Eddy: The last time I was at Bronco, they were doing 7 million cases. That was 2010. It’s still one of Trader Joe’s most popular products.
Wallace: Can you imagine how much that would suck? It’s your dream. You work hard and make really good wine. Then, all of a sudden, your name is tainted.
The amazing $2 bottle
In the early aughts, Charles Shaw wine gets its nickname, rising to cult stardom as the accessible and cheap wine option. But as Two Buck Chuck finds its place in the world, the original man behind the label gets left in the dust.
Shaw: I’ve seen some reports that are very wrong about why it’s cheap. Some of them are so wrong, they’re funny. No, the wine is not $2 because I wanted to get back at [Lucy]. I don’t know the particulars about how it’s made. But Franzia deserves the credit.
Wallace: People went apeshit. This was around 2002. Articles were saying this wine is amazing and actually drinkable. It was a fad — the “Macarena” of wine. I would always hear about it from college students. And it was this blue-collar pride thing. People thought, “This bottle is just as good as one that’s $20. Screw those snobs.”
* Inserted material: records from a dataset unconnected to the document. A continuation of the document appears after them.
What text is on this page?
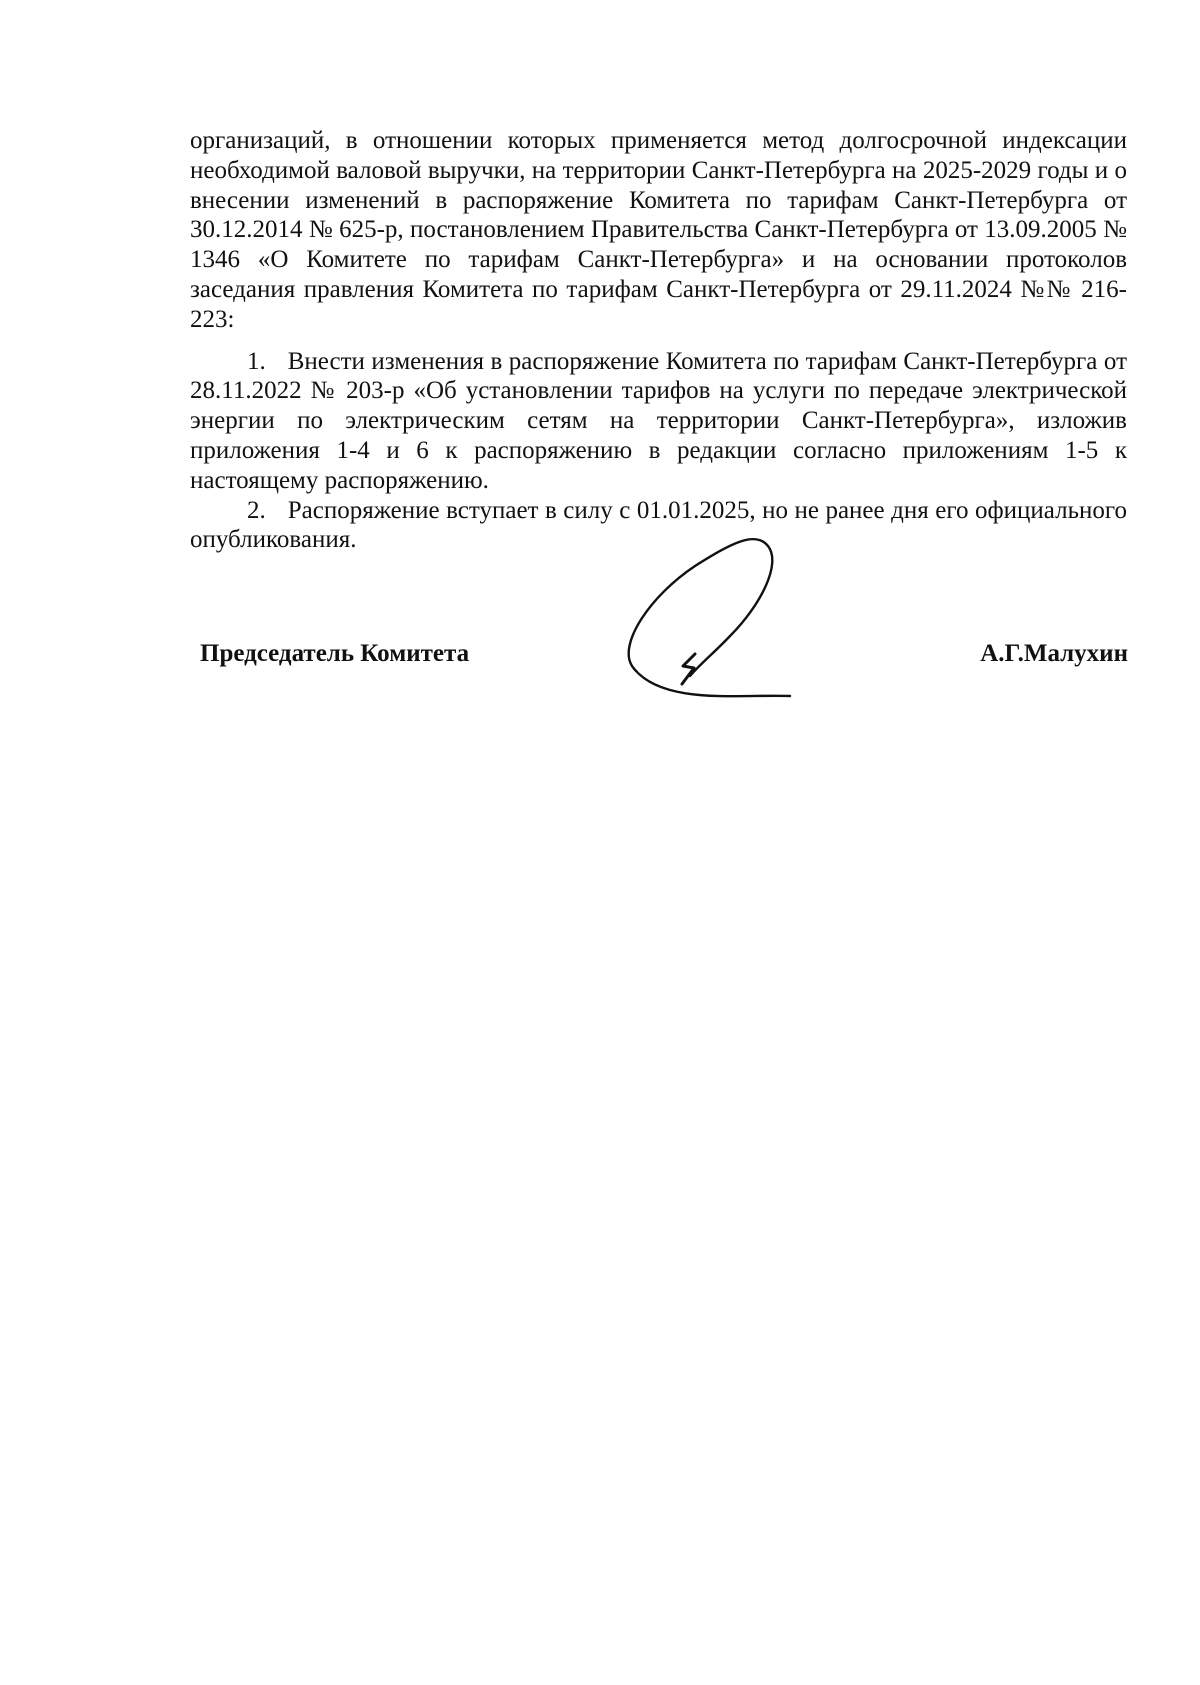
организаций, в отношении которых применяется метод долгосрочной индексации необходимой валовой выручки, на территории Санкт-Петербурга на 2025-2029 годы и о внесении изменений в распоряжение Комитета по тарифам Санкт-Петербурга от 30.12.2014 № 625-р, постановлением Правительства Санкт-Петербурга от 13.09.2005 № 1346 «О Комитете по тарифам Санкт-Петербурга» и на основании протоколов заседания правления Комитета по тарифам Санкт-Петербурга от 29.11.2024 №№ 216-223:

1. Внести изменения в распоряжение Комитета по тарифам Санкт-Петербурга от 28.11.2022 № 203-р «Об установлении тарифов на услуги по передаче электрической энергии по электрическим сетям на территории Санкт-Петербурга», изложив приложения 1-4 и 6 к распоряжению в редакции согласно приложениям 1-5 к настоящему распоряжению.

2. Распоряжение вступает в силу с 01.01.2025, но не ранее дня его официального опубликования.

Председатель Комитета	А.Г.Малухин
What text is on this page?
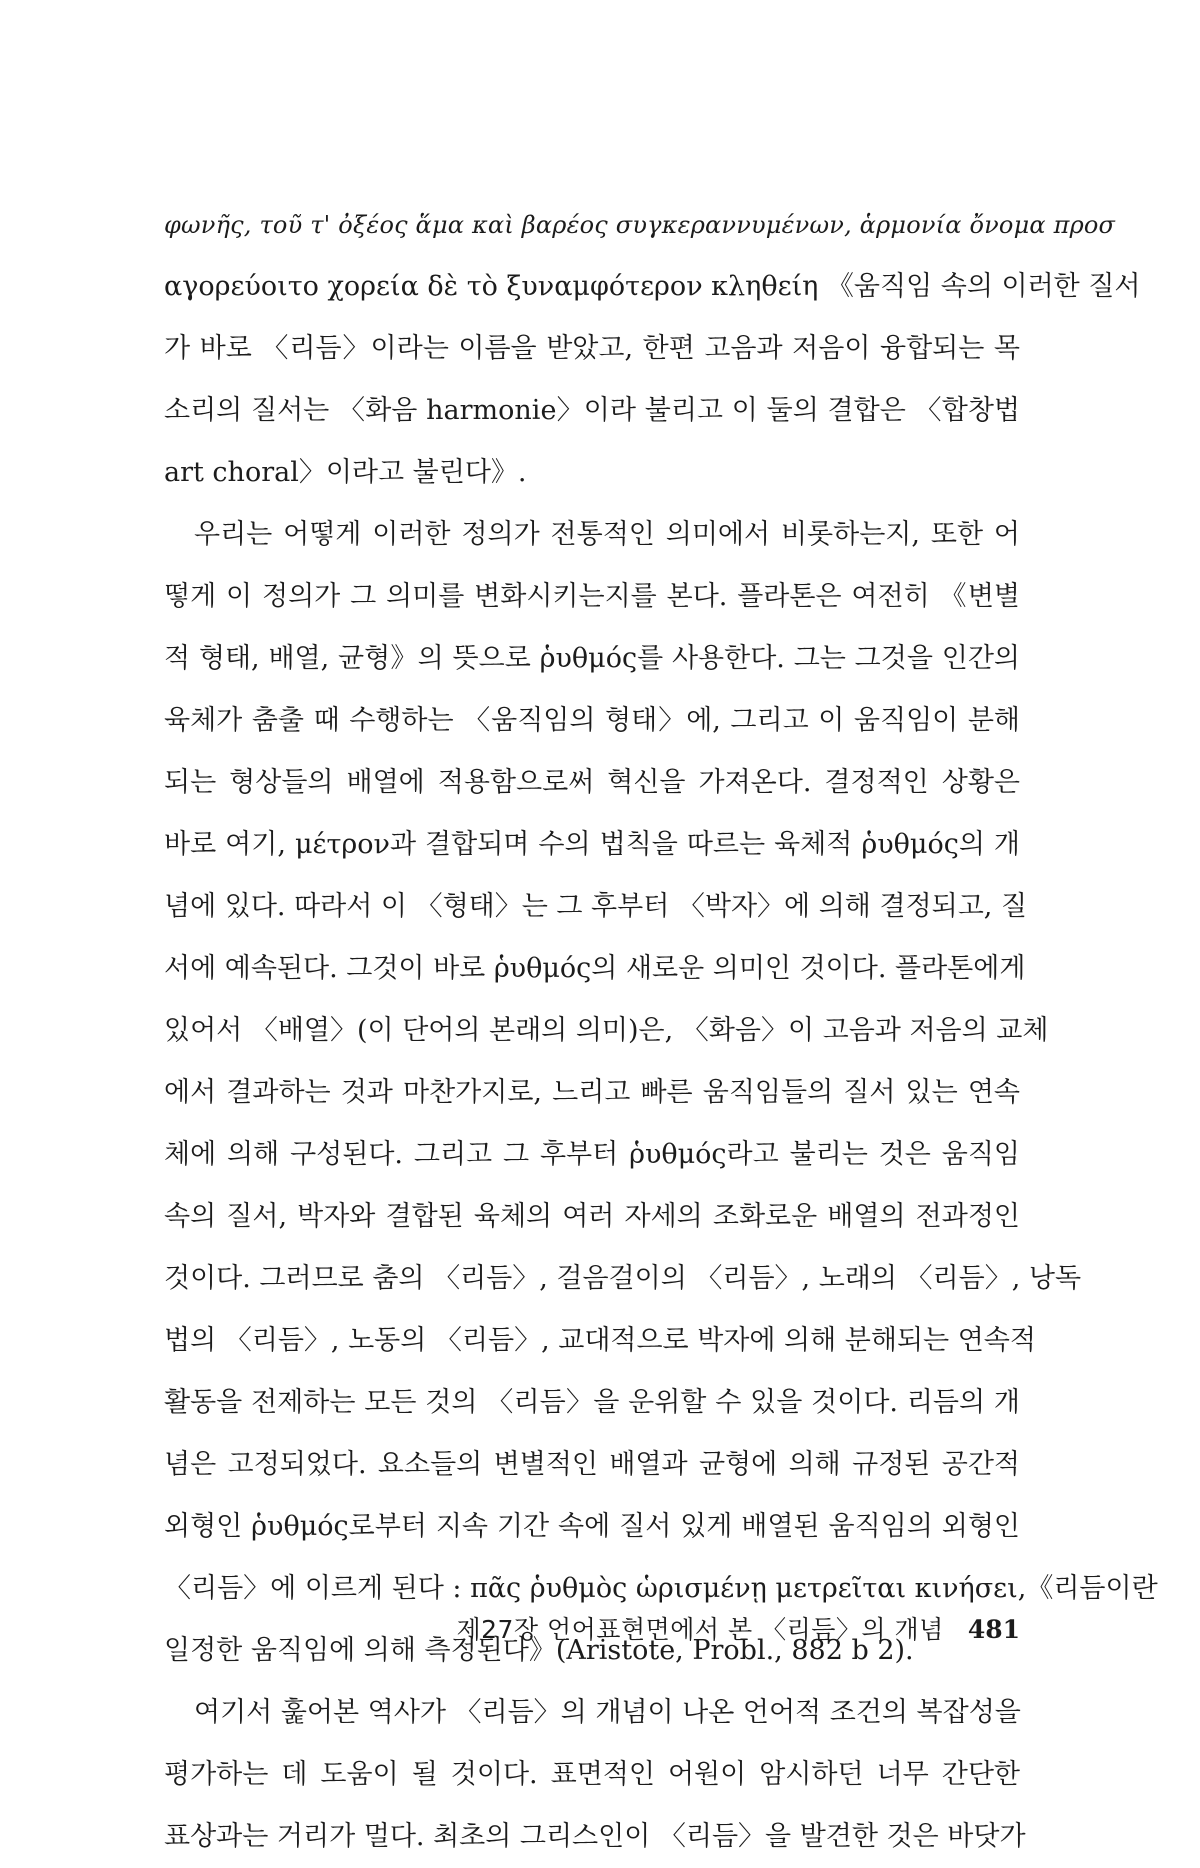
φωνῆς, τοῦ τ' ὀξέος ἅμα καὶ βαρέος συγκεραννυμένων, ἁρμονία ὄνομα προσ
αγορεύοιτο χορεία δὲ τὸ ξυναμφότερον κληθείη 《움직임 속의 이러한 질서
가 바로 〈리듬〉이라는 이름을 받았고, 한편 고음과 저음이 융합되는 목
소리의 질서는 〈화음 harmonie〉이라 불리고 이 둘의 결합은 〈합창법
art choral〉이라고 불린다》.
우리는 어떻게 이러한 정의가 전통적인 의미에서 비롯하는지, 또한 어
떻게 이 정의가 그 의미를 변화시키는지를 본다. 플라톤은 여전히 《변별
적 형태, 배열, 균형》의 뜻으로 ῥυθμός를 사용한다. 그는 그것을 인간의
육체가 춤출 때 수행하는 〈움직임의 형태〉에, 그리고 이 움직임이 분해
되는 형상들의 배열에 적용함으로써 혁신을 가져온다. 결정적인 상황은
바로 여기, μέτρον과 결합되며 수의 법칙을 따르는 육체적 ῥυθμός의 개
념에 있다. 따라서 이 〈형태〉는 그 후부터 〈박자〉에 의해 결정되고, 질
서에 예속된다. 그것이 바로 ῥυθμός의 새로운 의미인 것이다. 플라톤에게
있어서 〈배열〉(이 단어의 본래의 의미)은, 〈화음〉이 고음과 저음의 교체
에서 결과하는 것과 마찬가지로, 느리고 빠른 움직임들의 질서 있는 연속
체에 의해 구성된다. 그리고 그 후부터 ῥυθμός라고 불리는 것은 움직임
속의 질서, 박자와 결합된 육체의 여러 자세의 조화로운 배열의 전과정인
것이다. 그러므로 춤의 〈리듬〉, 걸음걸이의 〈리듬〉, 노래의 〈리듬〉, 낭독
법의 〈리듬〉, 노동의 〈리듬〉, 교대적으로 박자에 의해 분해되는 연속적
활동을 전제하는 모든 것의 〈리듬〉을 운위할 수 있을 것이다. 리듬의 개
념은 고정되었다. 요소들의 변별적인 배열과 균형에 의해 규정된 공간적
외형인 ῥυθμός로부터 지속 기간 속에 질서 있게 배열된 움직임의 외형인
〈리듬〉에 이르게 된다 : πᾶς ῥυθμὸς ὡρισμένῃ μετρεῖται κινήσει,《리듬이란
일정한 움직임에 의해 측정된다》(Aristote, Probl., 882 b 2).
여기서 훑어본 역사가 〈리듬〉의 개념이 나온 언어적 조건의 복잡성을
평가하는 데 도움이 될 것이다. 표면적인 어원이 암시하던 너무 간단한
표상과는 거리가 멀다. 최초의 그리스인이 〈리듬〉을 발견한 것은 바닷가
제27장 언어표현면에서 본 〈리듬〉의 개념 481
Eddy: I’ve been in the wine business for 42 years and I’ve never seen anything like it. You’d watch little old ladies with blue hair, line up at the shop and say, “I want one case of that and one case of that.”
National Director of Public Relations for Trader Joe’s: Somewhere along the way, these wines were dubbed “Two Buck Chuck.” We wish we could take the credit for that, but alas, some scribe came up with that moniker.
Eddy: As far as I remember, it was a local wine writer who coined the term. Couldn’t tell you his name — but it stuck.
Shaw: I used to worry about having my name on a bargain wine. I went on 20/20 more than a decade ago, complaining about it. I said, “We started out with a premium winery. And now look at it.” But now I think that was immature of me. You know? I actually like the name Two Buck Chuck. It ties it to me. It’s better than the brand disappearing — or being forgotten.